Police and Crime commissioner, North Wales Arfon Jones. Picture Mandy Jones

A police boss has called on the Labour Party to apologise to officers in Wrexham after mounting an “unfounded smear campaign”.

North Wales Police and Crime Commissioner Arfon Jones was responding to a tweet from the Wrexham Constituency Labour Party who attacked the crime rate in the town.

Mr Jones, a former police inspector, said the tweet was “a scurrilous stain on the character” of the local police team who were doing a great job.

According to the commissioner, the tweet had wrongly claimed the crime statistics in Wrexham over the past 12 months were a disgrace when in fact overall crime in the town was down by seven per cent.

He said: “It is the Labour Party who are an absolute disgrace in peddling fake news. They should hang their heads in shame.

“In their desperate attempt to smear my record, the Labour Party are also besmirching the professionalism, dedication and integrity of the officers protecting the public in Wrexham.

“All they have succeeded in doing is increase people’s fear of crime and undermine the public’s confidence.

“There is, of course, always room for improvement and I am not resting on my laurels and neither is the force itself.
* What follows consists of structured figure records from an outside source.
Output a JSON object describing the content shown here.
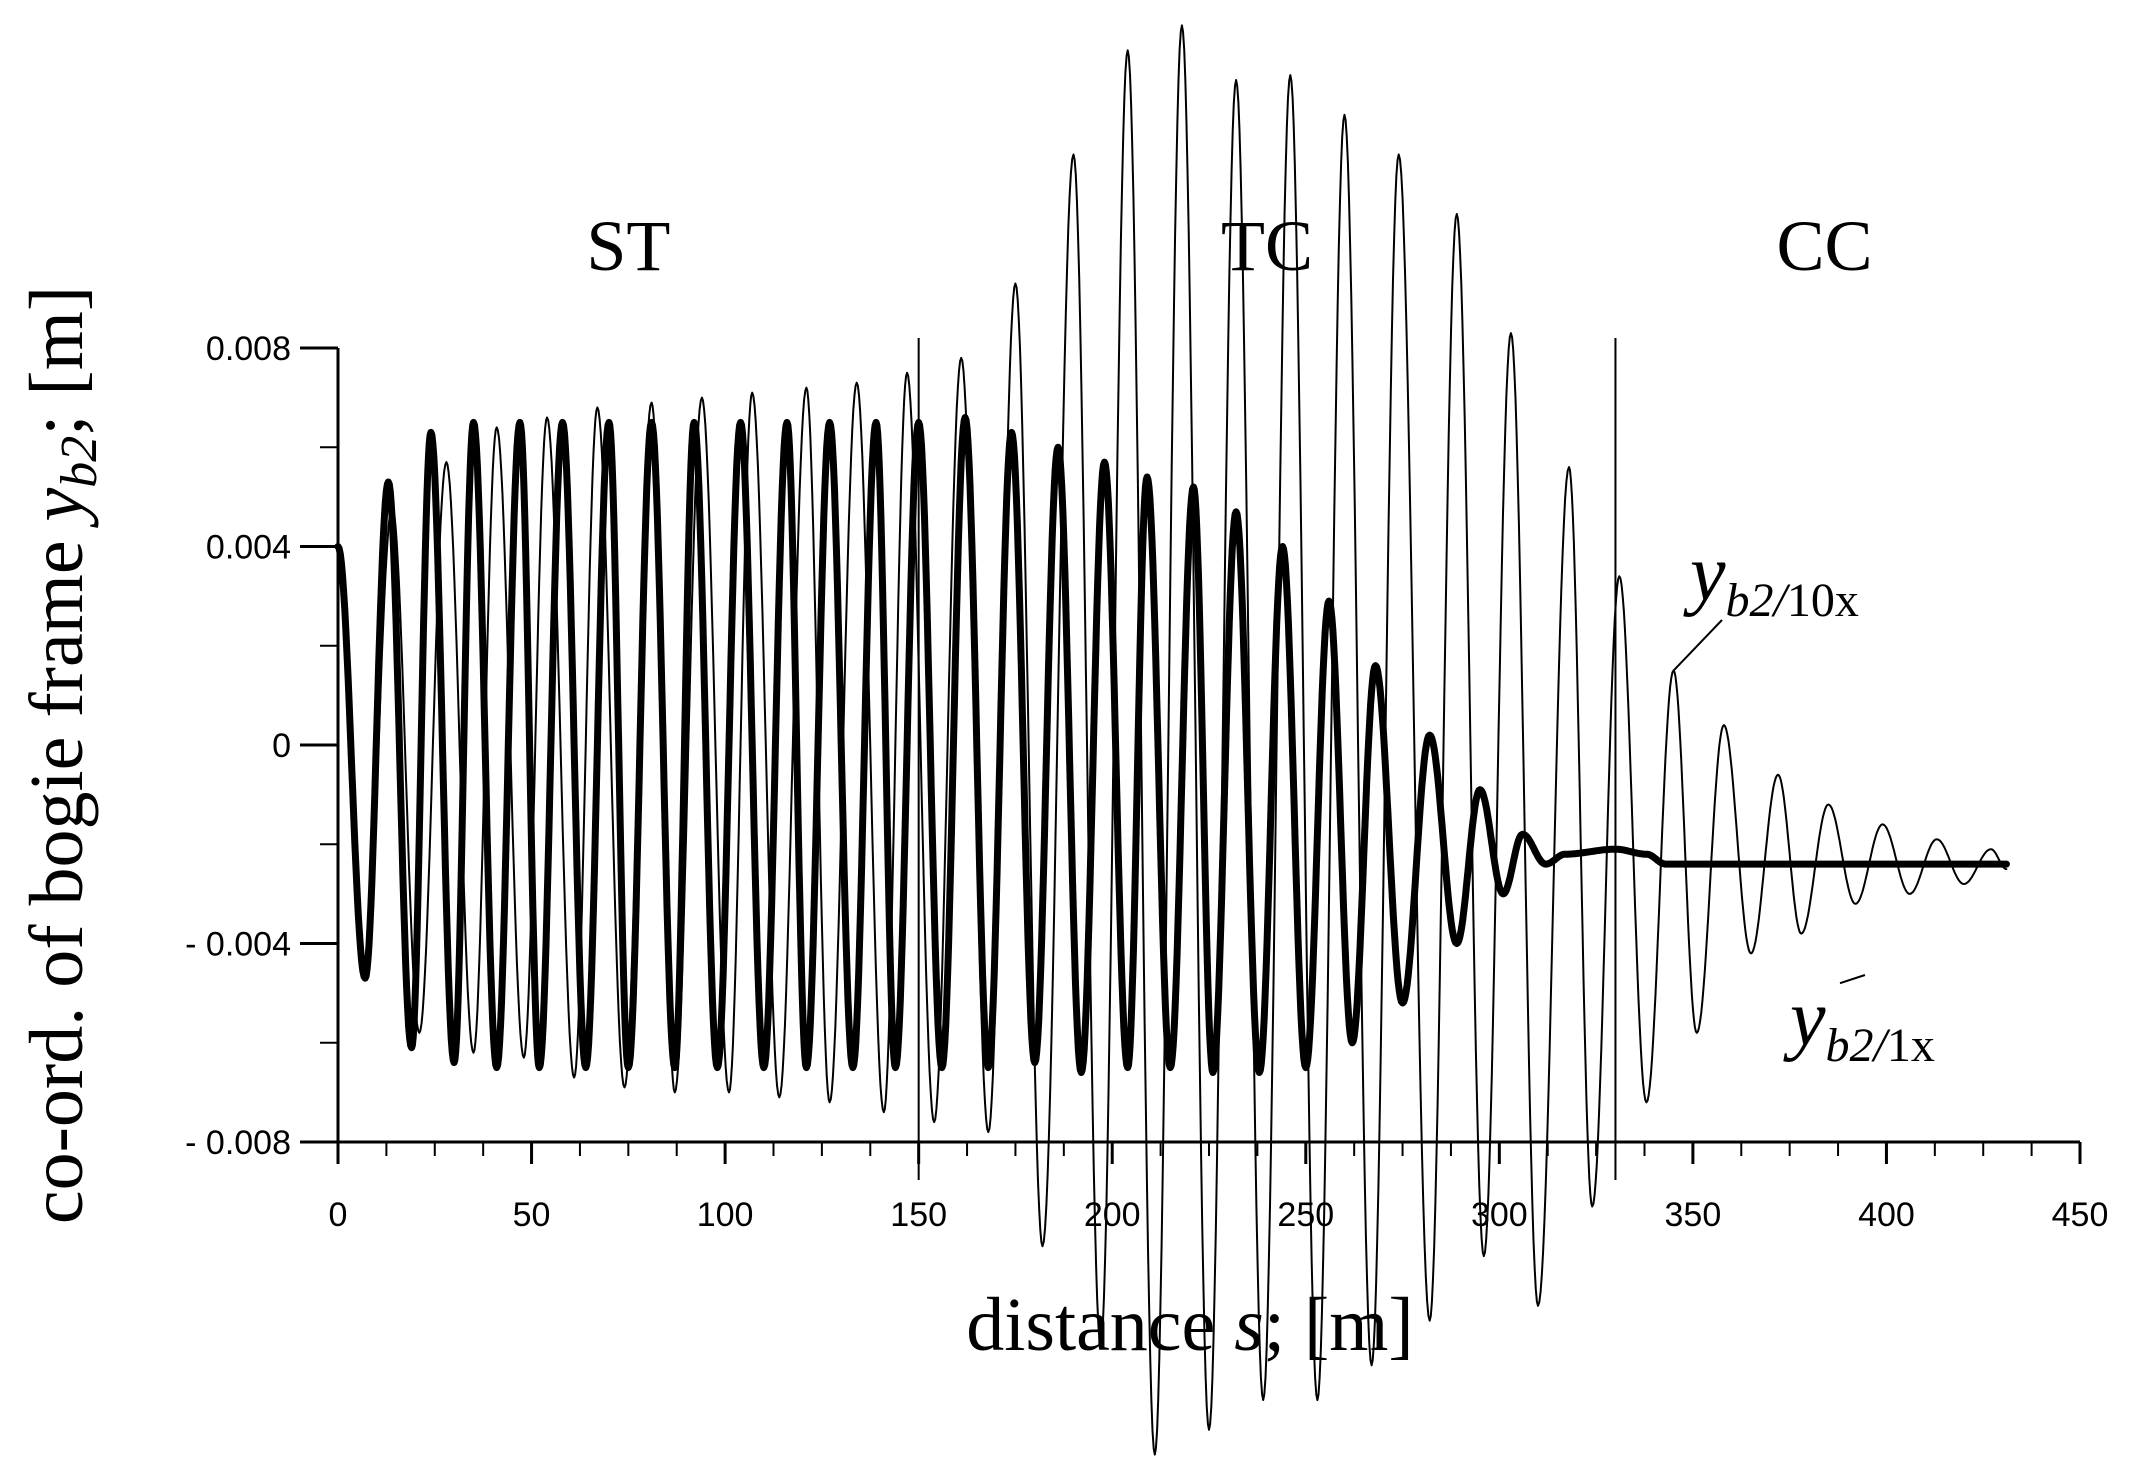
{
  "chart_data": {
    "type": "line",
    "xlabel_prefix": "distance ",
    "xlabel_var": "s",
    "xlabel_suffix": "; [m]",
    "ylabel_prefix": "co-ord. of bogie frame ",
    "ylabel_var": "y",
    "ylabel_sub": "b2",
    "ylabel_suffix": "; [m]",
    "xlim": [
      0,
      450
    ],
    "ylim": [
      -0.008,
      0.008
    ],
    "x_ticks": [
      {
        "value": 0,
        "label": "0"
      },
      {
        "value": 50,
        "label": "50"
      },
      {
        "value": 100,
        "label": "100"
      },
      {
        "value": 150,
        "label": "150"
      },
      {
        "value": 200,
        "label": "200"
      },
      {
        "value": 250,
        "label": "250"
      },
      {
        "value": 300,
        "label": "300"
      },
      {
        "value": 350,
        "label": "350"
      },
      {
        "value": 400,
        "label": "400"
      },
      {
        "value": 450,
        "label": "450"
      }
    ],
    "y_ticks": [
      {
        "value": 0.008,
        "label": "0.008"
      },
      {
        "value": 0.004,
        "label": "0.004"
      },
      {
        "value": 0,
        "label": "0"
      },
      {
        "value": -0.004,
        "label": "- 0.004"
      },
      {
        "value": -0.008,
        "label": "- 0.008"
      }
    ],
    "section_boundaries": [
      150,
      330
    ],
    "regions": [
      {
        "label": "ST",
        "x": 75
      },
      {
        "label": "TC",
        "x": 240
      },
      {
        "label": "CC",
        "x": 384
      }
    ],
    "series": [
      {
        "name_var": "y",
        "name_sub_var": "b2/",
        "name_sub_txt": "10x",
        "style": "thin",
        "label_anchor": {
          "x": 345,
          "y": 0.0015
        },
        "extrema": [
          [
            0,
            0.004
          ],
          [
            7,
            -0.0047
          ],
          [
            14,
            0.0048
          ],
          [
            21,
            -0.0058
          ],
          [
            28,
            0.0057
          ],
          [
            35,
            -0.0062
          ],
          [
            41,
            0.0064
          ],
          [
            48,
            -0.0063
          ],
          [
            54,
            0.0066
          ],
          [
            61,
            -0.0067
          ],
          [
            67,
            0.0068
          ],
          [
            74,
            -0.0069
          ],
          [
            81,
            0.0069
          ],
          [
            87,
            -0.007
          ],
          [
            94,
            0.007
          ],
          [
            101,
            -0.007
          ],
          [
            107,
            0.0071
          ],
          [
            114,
            -0.0071
          ],
          [
            121,
            0.0072
          ],
          [
            127,
            -0.0072
          ],
          [
            134,
            0.0073
          ],
          [
            141,
            -0.0074
          ],
          [
            147,
            0.0075
          ],
          [
            154,
            -0.0076
          ],
          [
            161,
            0.0078
          ],
          [
            168,
            -0.0078
          ],
          [
            175,
            0.0093
          ],
          [
            182,
            -0.0101
          ],
          [
            190,
            0.0119
          ],
          [
            197,
            -0.0121
          ],
          [
            204,
            0.014
          ],
          [
            211,
            -0.0143
          ],
          [
            218,
            0.0145
          ],
          [
            225,
            -0.0138
          ],
          [
            232,
            0.0134
          ],
          [
            239,
            -0.0132
          ],
          [
            246,
            0.0135
          ],
          [
            253,
            -0.0132
          ],
          [
            260,
            0.0127
          ],
          [
            267,
            -0.0125
          ],
          [
            274,
            0.0119
          ],
          [
            282,
            -0.0116
          ],
          [
            289,
            0.0107
          ],
          [
            296,
            -0.0103
          ],
          [
            303,
            0.0083
          ],
          [
            310,
            -0.0113
          ],
          [
            318,
            0.0056
          ],
          [
            324,
            -0.0093
          ],
          [
            331,
            0.0034
          ],
          [
            338,
            -0.0072
          ],
          [
            345,
            0.0015
          ],
          [
            351,
            -0.0058
          ],
          [
            358,
            0.0004
          ],
          [
            365,
            -0.0042
          ],
          [
            372,
            -0.0006
          ],
          [
            378,
            -0.0038
          ],
          [
            385,
            -0.0012
          ],
          [
            392,
            -0.0032
          ],
          [
            399,
            -0.0016
          ],
          [
            406,
            -0.003
          ],
          [
            413,
            -0.0019
          ],
          [
            420,
            -0.0028
          ],
          [
            427,
            -0.0021
          ],
          [
            431,
            -0.0025
          ]
        ]
      },
      {
        "name_var": "y",
        "name_sub_var": "b2/",
        "name_sub_txt": "1x",
        "style": "thick",
        "label_anchor": {
          "x": 388,
          "y": -0.0048
        },
        "extrema": [
          [
            0,
            0.004
          ],
          [
            7,
            -0.0047
          ],
          [
            13,
            0.0053
          ],
          [
            19,
            -0.0061
          ],
          [
            24,
            0.0063
          ],
          [
            30,
            -0.0064
          ],
          [
            35,
            0.0065
          ],
          [
            41,
            -0.0065
          ],
          [
            47,
            0.0065
          ],
          [
            52,
            -0.0065
          ],
          [
            58,
            0.0065
          ],
          [
            64,
            -0.0065
          ],
          [
            70,
            0.0065
          ],
          [
            75,
            -0.0065
          ],
          [
            81,
            0.0065
          ],
          [
            87,
            -0.0065
          ],
          [
            92,
            0.0065
          ],
          [
            98,
            -0.0065
          ],
          [
            104,
            0.0065
          ],
          [
            110,
            -0.0065
          ],
          [
            116,
            0.0065
          ],
          [
            121,
            -0.0065
          ],
          [
            127,
            0.0065
          ],
          [
            133,
            -0.0065
          ],
          [
            139,
            0.0065
          ],
          [
            144,
            -0.0065
          ],
          [
            150,
            0.0065
          ],
          [
            156,
            -0.0065
          ],
          [
            162,
            0.0066
          ],
          [
            168,
            -0.0065
          ],
          [
            174,
            0.0063
          ],
          [
            180,
            -0.0064
          ],
          [
            186,
            0.006
          ],
          [
            192,
            -0.0066
          ],
          [
            198,
            0.0057
          ],
          [
            204,
            -0.0065
          ],
          [
            209,
            0.0054
          ],
          [
            215,
            -0.0065
          ],
          [
            221,
            0.0052
          ],
          [
            226,
            -0.0066
          ],
          [
            232,
            0.0047
          ],
          [
            238,
            -0.0066
          ],
          [
            244,
            0.004
          ],
          [
            250,
            -0.0065
          ],
          [
            256,
            0.0029
          ],
          [
            262,
            -0.006
          ],
          [
            268,
            0.0016
          ],
          [
            275,
            -0.0052
          ],
          [
            282,
            0.0002
          ],
          [
            289,
            -0.004
          ],
          [
            295,
            -0.0009
          ],
          [
            301,
            -0.003
          ],
          [
            306,
            -0.0018
          ],
          [
            312,
            -0.0024
          ],
          [
            317,
            -0.0022
          ],
          [
            330,
            -0.0021
          ],
          [
            338,
            -0.0022
          ],
          [
            343,
            -0.0024
          ],
          [
            431,
            -0.0024
          ]
        ]
      }
    ]
  }
}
“Contrary to what the Labour Party are say, burglary and violence has fallen across North Wales.

“In their tweet, the Labour Party asked me to come clean about the situation in Wrexham so here is the truth of the matter.

“The evidence clearly shows that, overall, crime in Wrexham is down by seven per cent, with a decrease of 27 per cent in residential burglary and a drop of 10 per cent in violence with injury.

“There have been 1,136 stop and searches in Wrexham since April 2019, and 320 offenders have been dealt with

“What all this means is that there were almost 700 fewer victims of overall crime last year, compared to 2018.

“That’s the result of the force adopting a new approach to fighting crime in Wrexham, including more stop and search, new shift patterns, and mobile devices which allow officers to do administrative work in public and thus spend more time on the beat.

Mr Jones also pointed to “very positive” annual report from HM Inspectorate of Constabulary and Fire and Rescue Services which concluded that North Wales Police was doing a good job in reducing crime and keeping people safe, including the way the force protects vulnerable people.

In addition, the report highlighted that the force had kept up its high standards in relation to preventing crime and tackling anti-social behaviour, investigating crime, tackling serious and organised crime; meeting current demands and using resources.

The inspectors singled out North Wales Police for praise for its use of domestic violence protection notices (DVPNs) to prevent domestic abuse, with the highest amount issued per head of population in 2018/19 out of all 43 forces in England and Wales.

DVPNs are usually applied in the immediate aftermath of violence, to give the victim a vital window of safety and space, to engage with police and support services to obtain advice.

Her Majesty’s Inspector Wendy Williams said: “I am very pleased with North Wales Police’s performance in keeping people safe and reducing crime. In particular, I note the improvements the force has made since 2017.

“The force is good at preventing crime and anti-social behaviour. It is also good at investigating crime and tackling serious and organised crime.

“Keeping people safe is a priority for the force and  it works well with other agencies to identify and protect them.

“I commend North Wales Police for the progress it has made over the past year. This provides a strong foundation for continuing improvement in the year ahead.”

Mr Jones added: “The Constituency Labour Party should immediately say they’re sorry to the fine officers working hard to make Wrexham a safer place to live and work.

“They do an excellent job in often difficult circumstances and there are times when they put their lives on the line for the sake of the people of Wrexham.

“There will always be challenges in policing a town the size of Wrexham but the force is always striving to do better, and rightly so.”